Dans ce contexte et du point de vue de la politique étrangère, le triomphe d’Ivan Duque représente un renforcement de la politique colombienne actuelle, subordonnée aux Etats Unis, une augmentation du risque de revivre les conflits internes et un engagement de la Colombie dans des actions hostiles contre le Venezuela et d’autres régions de la planète.

La (s)élection de Duque par ses soutiens augure bien de la permanence du personnel militaire des Etats Unis et de l’utilisation de bases colombiennes par Etats Unis, de l’inversion des processus d’intégration souveraine, et met en danger la Déclaration d’Amérique latine comme zone de paix, obtenue lors du sommet CELAC de 2014.

Duque sera un président faible entre les mains de l’oligarchie et des forces partisanes qui les servent, ce qui produira une accentuation du néolibéralisme et une concentration de la propriété terrienne, financière et des médias, éloignant toute possibilité de limiter ou diminuer les énormes inégalités présentes.

En bref, en termes géopolitiques tout indique que le nouveau président va poursuivre la politique du « parti unique bicéphale », n’étant que le satellite des intérêts des Etats Unis en Amérique latine.

Gustavo Petro (N.d.T. Candidat progressiste qui s’oppose à Duque lors du second tour de l’élection présidentielle), soutenu par l’essentiel des progressistes de Colombie – en particulier par les femmes et les jeunes, l’épine dorsale des mouvements pacifistes – aurait représenté un puissant renfort pour la préservation de ce qui a été gagné dans les accords de paix et pour une réconciliation progressive.
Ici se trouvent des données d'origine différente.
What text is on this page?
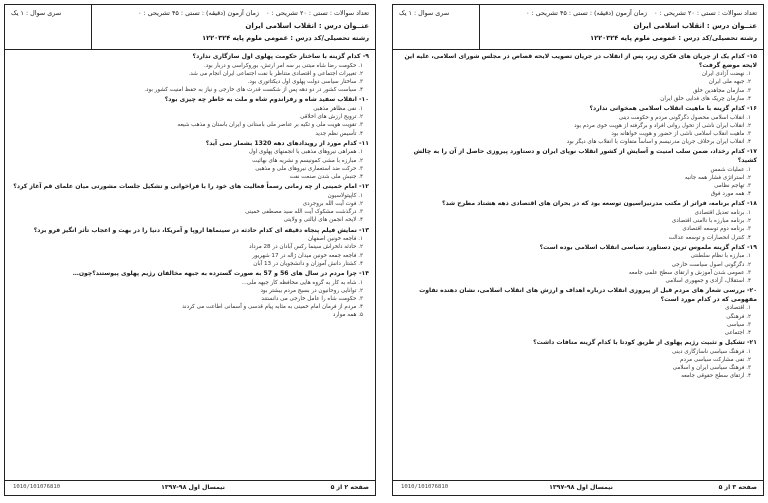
تعداد سوالات : تستی : ۲۰ تشریحی : ۰
زمان آزمون (دقیقه) : تستی : ۴۵ تشریحی : ۰
سری سوال : ۱ یک
عنــوان درس : انقلاب اسلامی ایران
رشته تحصیلی/کد درس : عمومی ملوم پایه ۱۲۲۰۳۲۴
۹- کدام گزینه با ساختار حکومت پهلوی اول سازگاری ندارد؟
۱. حکومت رضا شاه مبتنی بر سه امر ارتش، بوروکراسی و دربار بود.
۲. تغییرات اجتماعی و اقتصادی متناظر با نفت اجتماعی ایران انجام می شد.
۳. ساختار سیاسی دولت پهلوی اول دیکتاتوری بود.
۴. سیاست کشور در دو دهه پس از شکست قدرت های خارجی و نیاز به حفظ امنیت کشور بود.
۱۰- انقلاب سفید شاه و رفراندوم شاه و ملت به خاطر چه چیزی بود؟
۱. نفی مظاهر مذهبی
۲. ترویج ارزش های اخلاقی
۳. تقویت هویت ملی و تکیه بر عناصر ملی باستانی و ایران باستان و مذهب شیعه
۴. تأسیس نظم جدید
۱۱- کدام مورد از رویدادهای دهه 1320 بشمار نمی آید؟
۱. همراهی نیروهای مذهبی با انجمنهای پهلوی اول
۲. مبارزه با مشی کمونیسم و نشریه های بهائیت
۳. حرکت ضد استعماری نیروهای ملی و مذهبی
۴. جنبش ملی شدن صنعت نفت
۱۲- امام خمینی از چه زمانی رسماً فعالیت های خود را با فراخوانی و تشکیل جلسات مشورتی میان علمای قم آغاز کرد؟
۱. کاپیتولاسیون
۲. فوت آیت الله بروجردی
۳. درگذشت مشکوک آیت الله سید مصطفی خمینی
۴. لایحه انجمن های ایالتی و ولایتی
۱۳- نمایش فیلم پنجاه دقیقه ای کدام حادثه در سینماها اروپا و آمریکا، دنیا را در بهت و اعجاب تأثر انگیز فرو برد؟
۱. فاجعه خونین اصفهان
۲. حادثه دلخراش سینما رکس آبادان در 28 مرداد
۳. فاجعه جمعه خونین میدان ژاله در 17 شهریور
۴. کشتار دانش آموزان و دانشجویان در 13 آبان
۱۴- چرا مردم در سال های 56 و 57 به صورت گسترده به جبهه مخالفان رژیم پهلوی پیوستند؟چون…
۱. شاه به کار به گروه هایی محافظه کار جبهه ملی…
۲. توانایی روحانیون در بسیج مردم بیشتر بود
۳. حکومت شاه را عامل خارجی می دانستند
۴. مردم از فرمان امام خمینی به مثابه پیام قدسی و آسمانی اطاعت می کردند
۵. همه موارد
صفحه ۲ از ۵
نیمسال اول ۹۸-۱۳۹۷
1010/101076810
تعداد سوالات : تستی : ۲۰ تشریحی : ۰
زمان آزمون (دقیقه) : تستی : ۴۵ تشریحی : ۰
سری سوال : ۱ یک
عنــوان درس : انقلاب اسلامی ایران
رشته تحصیلی/کد درس : عمومی ملوم پایه ۱۲۲۰۳۲۴
۱۵- کدام یک از جریان های فکری زیر، پس از انقلاب در جریان تصویب لایحه قصاص در مجلس شورای اسلامی، علیه این لایحه موضع گرفت؟
۱. نهضت آزادی ایران
۲. جبهه ملی ایران
۳. سازمان مجاهدین خلق
۴. سازمان چریک های فدایی خلق ایران
۱۶- کدام گزینه با ماهیت انقلاب اسلامی همخوانی ندارد؟
۱. انقلاب اسلامی محصول دگرگونی مردم و حکومت دینی
۲. انقلاب ایران ناشی از تحول روانی افراد و برگرفته از هویت خوی مردم بود
۳. ماهیت انقلاب اسلامی ناشی از حضور و هویت خواهانه بود
۴. انقلاب ایران برخلاف جریان مدرنیسم و اساساً متفاوت با انقلاب های دیگر بود
۱۷- کدام رخداد، ضمن سلب امنیت و آسایش از کشور انقلاب نوپای ایران و دستاورد پیروزی حاصل از آن را به چالش کشید؟
۱. عملیات شمس
۲. استراتژی فشار همه جانبه
۳. تهاجم نظامی
۴. همه مورد فوق
۱۸- کدام برنامه، فراتر از مکتب مدرنیزاسیون توسعه بود که در بحران های اقتصادی دهه هشتاد مطرح شد؟
۱. برنامه تعدیل اقتصادی
۲. برنامه مبارزه با ناامنی اقتصادی
۳. برنامه دوم توسعه اقتصادی
۴. کنترل انحصارات و توسعه عدالت
۱۹- کدام گزینه ملموس ترین دستاورد سیاسی انقلاب اسلامی بوده است؟
۱. مبارزه با نظام سلطنتی
۲. دگرگونی اصول سیاست خارجی
۳. عمومی شدن آموزش و ارتقای سطح علمی جامعه
۴. استقلال، آزادی و جمهوری اسلامی
۲۰- بررسی شعار های مردم قبل از پیروزی انقلاب درباره اهداف و ارزش های انقلاب اسلامی، نشان دهنده تفاوت مفهومی که در کدام مورد است؟
۱. اقتصادی
۲. فرهنگی
۳. سیاسی
۴. اجتماعی
۲۱- تشکیل و تثبیت رژیم پهلوی از طریق کودتا با کدام گزینه منافات داشت؟
۱. فرهنگ سیاسی ناسازگاری دینی
۲. نفی مشارکت سیاسی مردم
۳. فرهنگ سیاسی ایران و اسلامی
۴. ارتقای سطح حقوقی جامعه
صفحه ۳ از ۵
نیمسال اول ۹۸-۱۳۹۷
1010/101076810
Cela aurait été le gouvernement progressif qui a manqué à la Colombie, alors que d’autres pays d’Amérique latine ont progressé en termes d’intégration et d’avancées sociales avec Lula, Cristina et Nestor Kirchner, Correa et plus encore avec Chávez et Evo.

Il ne fait aucun doute que lors du second tour, la continuité de la particratie a triomphé, alliée étroitement avec les médias hégémoniques, les Eglises conservatrices et la stratégie de l’administration des Etats Unis. Le candidat du biparti unique, de l’oligarchie et des conservateurs a gagné.

Mais les résultats indiquent aussi qu’une fraction importante de la population veut une Colombie différente. En ce sens, les huit millions de voix obtenues constituent un signal fort qui place Gustavo Petro en chef de file de l’opposition, laquelle, ensemble avec les résistances citoyennes et rurales, donneront des difficultés à ce gouvernement pour exécuter son programme sans soutien supplémentaire. Ce sera sans doute évident pour la construction territoriale et lors des élections municipales et nationales à venir. Le pouvoir n’est pas garanti pour le futur.

L’élection en Colombie a montré, en parallèle d’un processus plus général, que le chemin vers une Amérique latine plus humaine se trouve dans l’articulation de la diversité des forces humanistes de la gauche et du progrès social, dans le cadre d’un renouvellement des projets de transformation, dans lequel les femmes et les jeunes joueront un rôle éminent.

 

Traduit de l’anglais par Serge Delonville.